Sarah Benken, the founder of Metros Other Woman, runs a service that helps offload tasks from busy people. She bootstrapped (self-funded) her company and discussed how you could bootstrap yours.
First, she was very targeted. She grouped her buyers into buckets: old money, movers and shakers, women business owners, established entrepreneurs, mommy groups, and bachelors. Then she developed strategies for each group: what events to attend, where to advertise, what groups they belong to, and places they go.
Her second rule was to only pay for sales (get rid of big marketing spends). She had two key ways of doing this. She created an exclusive Brand Ambassador program and recruited people with a large social following. The Brand Ambassadors got free services and cash kickbacks for acquired customers. She has a simple Brand Ambassador agreement and used unique URLs to track results.
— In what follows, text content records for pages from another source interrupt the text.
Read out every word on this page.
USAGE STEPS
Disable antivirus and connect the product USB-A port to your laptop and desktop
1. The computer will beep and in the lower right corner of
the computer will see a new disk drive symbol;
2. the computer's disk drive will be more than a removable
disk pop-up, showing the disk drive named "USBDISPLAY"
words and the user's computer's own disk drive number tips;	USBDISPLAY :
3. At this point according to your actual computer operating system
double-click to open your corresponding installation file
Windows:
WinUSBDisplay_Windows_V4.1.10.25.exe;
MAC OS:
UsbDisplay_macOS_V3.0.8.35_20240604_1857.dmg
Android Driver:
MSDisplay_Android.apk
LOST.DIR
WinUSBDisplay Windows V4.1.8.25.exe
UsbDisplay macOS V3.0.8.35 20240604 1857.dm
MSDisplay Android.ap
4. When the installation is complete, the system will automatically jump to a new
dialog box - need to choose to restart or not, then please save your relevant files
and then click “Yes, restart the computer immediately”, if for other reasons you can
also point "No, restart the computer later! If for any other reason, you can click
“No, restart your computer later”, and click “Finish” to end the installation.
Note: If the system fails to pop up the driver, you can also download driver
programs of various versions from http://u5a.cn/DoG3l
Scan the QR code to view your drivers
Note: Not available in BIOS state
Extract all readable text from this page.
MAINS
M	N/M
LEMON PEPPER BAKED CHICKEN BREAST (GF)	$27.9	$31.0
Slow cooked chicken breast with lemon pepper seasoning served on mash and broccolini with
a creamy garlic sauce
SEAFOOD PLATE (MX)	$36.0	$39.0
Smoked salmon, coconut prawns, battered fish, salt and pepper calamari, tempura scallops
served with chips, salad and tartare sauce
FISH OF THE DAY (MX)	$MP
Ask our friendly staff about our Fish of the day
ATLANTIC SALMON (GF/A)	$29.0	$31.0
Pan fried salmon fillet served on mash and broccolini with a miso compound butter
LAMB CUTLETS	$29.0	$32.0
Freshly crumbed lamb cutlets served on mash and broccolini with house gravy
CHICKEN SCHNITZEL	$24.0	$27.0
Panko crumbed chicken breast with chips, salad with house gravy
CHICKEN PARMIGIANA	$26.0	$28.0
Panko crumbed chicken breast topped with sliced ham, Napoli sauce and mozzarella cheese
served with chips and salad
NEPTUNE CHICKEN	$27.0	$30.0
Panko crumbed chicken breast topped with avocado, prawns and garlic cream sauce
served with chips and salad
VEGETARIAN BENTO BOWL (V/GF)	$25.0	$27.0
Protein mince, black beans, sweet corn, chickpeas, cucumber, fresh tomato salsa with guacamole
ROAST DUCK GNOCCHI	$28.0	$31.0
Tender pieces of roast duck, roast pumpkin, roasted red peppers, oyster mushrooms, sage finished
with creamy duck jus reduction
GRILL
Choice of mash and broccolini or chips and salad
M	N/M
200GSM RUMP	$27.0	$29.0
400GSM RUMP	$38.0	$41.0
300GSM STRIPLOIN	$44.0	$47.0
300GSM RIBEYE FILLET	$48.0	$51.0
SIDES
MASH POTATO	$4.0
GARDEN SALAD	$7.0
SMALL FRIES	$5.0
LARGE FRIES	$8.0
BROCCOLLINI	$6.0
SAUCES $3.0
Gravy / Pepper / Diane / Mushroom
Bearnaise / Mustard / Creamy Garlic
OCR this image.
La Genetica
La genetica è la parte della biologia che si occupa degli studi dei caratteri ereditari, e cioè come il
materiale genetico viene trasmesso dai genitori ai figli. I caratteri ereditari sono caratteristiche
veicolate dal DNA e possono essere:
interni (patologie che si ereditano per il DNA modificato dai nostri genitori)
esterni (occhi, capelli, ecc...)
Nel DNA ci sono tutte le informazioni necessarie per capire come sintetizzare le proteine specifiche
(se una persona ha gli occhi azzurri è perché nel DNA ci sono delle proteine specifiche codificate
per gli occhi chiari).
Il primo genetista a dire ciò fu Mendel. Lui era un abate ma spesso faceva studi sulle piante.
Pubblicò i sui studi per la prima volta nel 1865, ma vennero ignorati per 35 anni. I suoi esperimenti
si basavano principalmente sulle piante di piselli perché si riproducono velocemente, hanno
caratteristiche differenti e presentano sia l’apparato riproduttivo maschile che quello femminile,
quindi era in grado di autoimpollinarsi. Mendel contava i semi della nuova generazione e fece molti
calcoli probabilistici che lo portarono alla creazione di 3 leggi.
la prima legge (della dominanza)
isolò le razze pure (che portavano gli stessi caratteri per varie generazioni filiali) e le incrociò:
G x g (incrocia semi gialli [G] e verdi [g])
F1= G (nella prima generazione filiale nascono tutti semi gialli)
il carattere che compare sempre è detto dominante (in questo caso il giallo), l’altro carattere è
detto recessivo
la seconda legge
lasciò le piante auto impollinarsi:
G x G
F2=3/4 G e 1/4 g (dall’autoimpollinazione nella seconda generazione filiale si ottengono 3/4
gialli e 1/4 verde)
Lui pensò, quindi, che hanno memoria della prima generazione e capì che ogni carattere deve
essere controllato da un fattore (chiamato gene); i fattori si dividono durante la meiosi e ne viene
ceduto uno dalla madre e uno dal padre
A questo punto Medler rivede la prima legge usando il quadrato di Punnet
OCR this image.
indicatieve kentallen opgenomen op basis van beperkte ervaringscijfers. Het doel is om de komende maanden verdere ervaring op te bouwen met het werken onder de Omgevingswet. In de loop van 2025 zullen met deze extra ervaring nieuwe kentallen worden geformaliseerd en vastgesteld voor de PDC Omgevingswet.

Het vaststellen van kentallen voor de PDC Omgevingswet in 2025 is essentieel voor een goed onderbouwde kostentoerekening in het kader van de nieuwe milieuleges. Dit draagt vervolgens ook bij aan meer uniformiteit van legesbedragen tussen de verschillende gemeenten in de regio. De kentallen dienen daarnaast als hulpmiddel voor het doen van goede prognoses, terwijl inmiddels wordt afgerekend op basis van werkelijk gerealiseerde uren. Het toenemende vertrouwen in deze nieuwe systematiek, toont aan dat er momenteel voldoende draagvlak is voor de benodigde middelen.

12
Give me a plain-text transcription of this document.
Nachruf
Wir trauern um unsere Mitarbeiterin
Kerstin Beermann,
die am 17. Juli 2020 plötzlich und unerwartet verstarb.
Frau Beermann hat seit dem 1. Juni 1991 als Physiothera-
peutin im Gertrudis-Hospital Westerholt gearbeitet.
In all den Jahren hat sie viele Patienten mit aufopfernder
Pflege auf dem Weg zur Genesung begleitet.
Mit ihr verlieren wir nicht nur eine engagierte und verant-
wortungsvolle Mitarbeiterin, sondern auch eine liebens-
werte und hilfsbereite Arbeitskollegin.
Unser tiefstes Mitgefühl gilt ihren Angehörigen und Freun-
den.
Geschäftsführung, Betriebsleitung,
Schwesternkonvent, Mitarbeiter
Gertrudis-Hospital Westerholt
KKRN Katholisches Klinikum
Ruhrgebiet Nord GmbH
Ambassadors also had to submit a monthly report.
Her second rule was, don’t leave money on the table. For people that did not make the cut to be Brand Ambassadors, she created an affiliate program with smaller kickbacks, no free services, and no monthly reporting.
Gregory Lim is a strategic advisor and growth consultant. He helped Spiritual Gangster, a yoga clothing line, double their growth rate to $2M in revenue. If you get the marketing right, you can buy money. Here is his process:
- Start with Strategy – What is your brand and message.
- Gather Customer Insights – What makes your customers passionate? How do you make an emotional connection?
- Capture Actionable Data – Track the things you need to make decisions on, like the conversion rate.
- Launch and Learn – Perform small tests of hypothesis to see what works. Customers tell you what works.
- Scale What Works – Once you reliably get your Customer Acquisition Costs (CAC) to you Return On Investment (ROI) target, put more money into marketing. Sometimes you need to consider the Lifetime Value (LTV) of the customer and period to payback you need.
Craig DeMarco, the founder of Postinos (a nice wine bar in the Phoenix area), told his story about raising money to start his restaurant. He signed a lease on a property without having the funds to afford it. He had a one-page business plan and went to the nearest bank. The banker told him his plan wasn’t any good and would not fund him. He asked the banker what changes he would make. Then he had a two-page business plan. He went to 10 banks repeating this and having the bankers improve his business plan until finally, the last bank approved his loan. His father seeing his dedication decided to loan him the money instead. The rest is history.